Today, for whatever reason, he was in an unusually manic mood. He was constantly on his feet "dancing" (which consisted of the usual hand-pumping thing while standing), and he was loudly exhorting everyone around him to dance, because, as he explained, you need to dance so the Cutters can win. At first, everyone regarded him with tolerant bemusement, but by halfway through the game, he had a few dozen people in the back of the stands entirely wrapped around his finger, leading them in dancing and clapping and singling out ("Hey! You in the gray hat!") people who were not being sufficiently enthusiastic, with which singlings-out his followers would loudly agree. His section of the stadium was very noticeably louder than any other section. He could have started his own little cult had he been so inclined.

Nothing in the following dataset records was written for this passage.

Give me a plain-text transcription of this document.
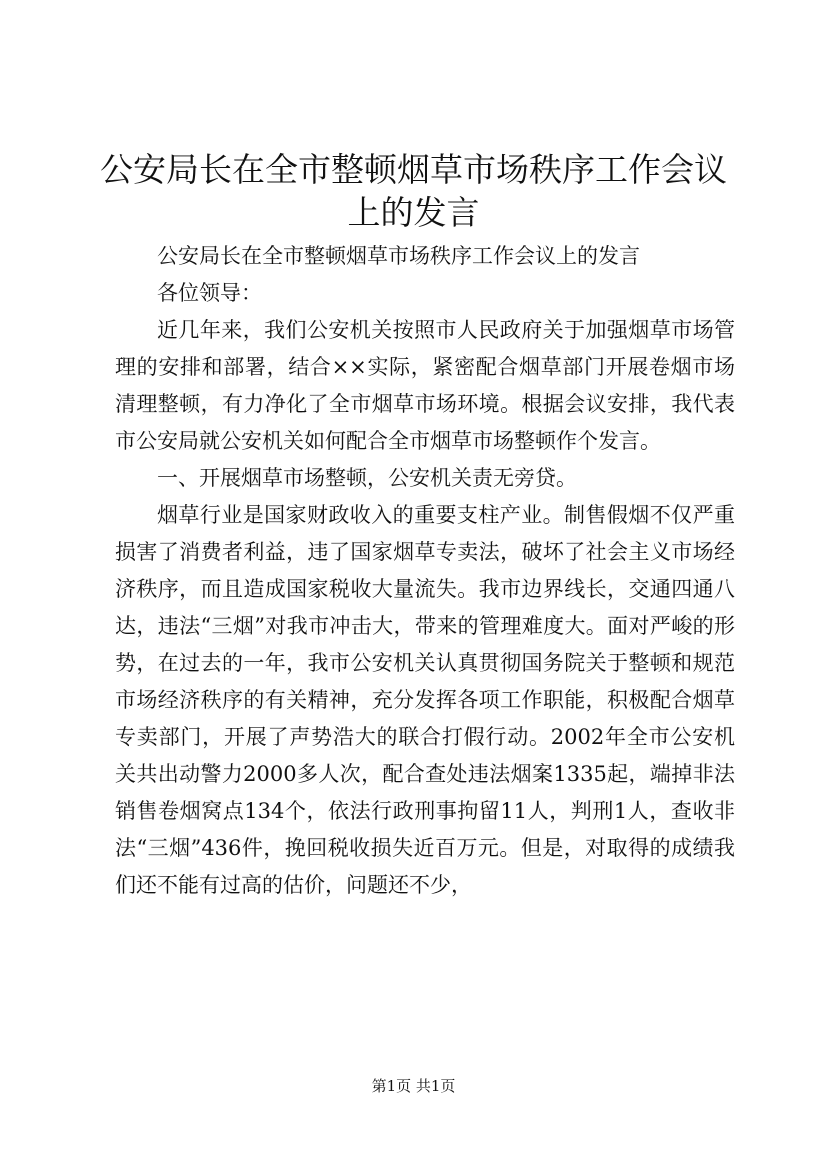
公安局长在全市整顿烟草市场秩序工作会议上的发言

公安局长在全市整顿烟草市场秩序工作会议上的发言

各位领导：

近几年来，我们公安机关按照市人民政府关于加强烟草市场管理的安排和部署，结合××实际，紧密配合烟草部门开展卷烟市场清理整顿，有力净化了全市烟草市场环境。根据会议安排，我代表市公安局就公安机关如何配合全市烟草市场整顿作个发言。

一、开展烟草市场整顿，公安机关责无旁贷。

烟草行业是国家财政收入的重要支柱产业。制售假烟不仅严重损害了消费者利益，违了国家烟草专卖法，破坏了社会主义市场经济秩序，而且造成国家税收大量流失。我市边界线长，交通四通八达，违法“三烟”对我市冲击大，带来的管理难度大。面对严峻的形势，在过去的一年，我市公安机关认真贯彻国务院关于整顿和规范市场经济秩序的有关精神，充分发挥各项工作职能，积极配合烟草专卖部门，开展了声势浩大的联合打假行动。2002年全市公安机关共出动警力2000多人次，配合查处违法烟案1335起，端掉非法销售卷烟窝点134个，依法行政刑事拘留11人，判刑1人，查收非法“三烟”436件，挽回税收损失近百万元。但是，对取得的成绩我们还不能有过高的估价，问题还不少，

第1页 共1页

It was Mexican Stereotype Night at the ballpark, meaning people in sombreros and cheesy mariachi music and like that. After the seventh inning, they had a thing where the Cutters' interns went out onto the field and danced to the Macarena. This was not meant to be a fan-participation thing, but our young svengali dashed out into the field and danced with the interns. He wasn't in any way attempting to do the Macarena, mind you; he was doing his usual dance, to the inaudible-to-most music of Pan. This was probably technically grounds for ejection from the ballpark, but that was obviously not gonna happen. The interns clearly thought he was pretty awesome, which he was.

The game was a rout; the Cutters won 7-0. I like to think that this is no coincidence.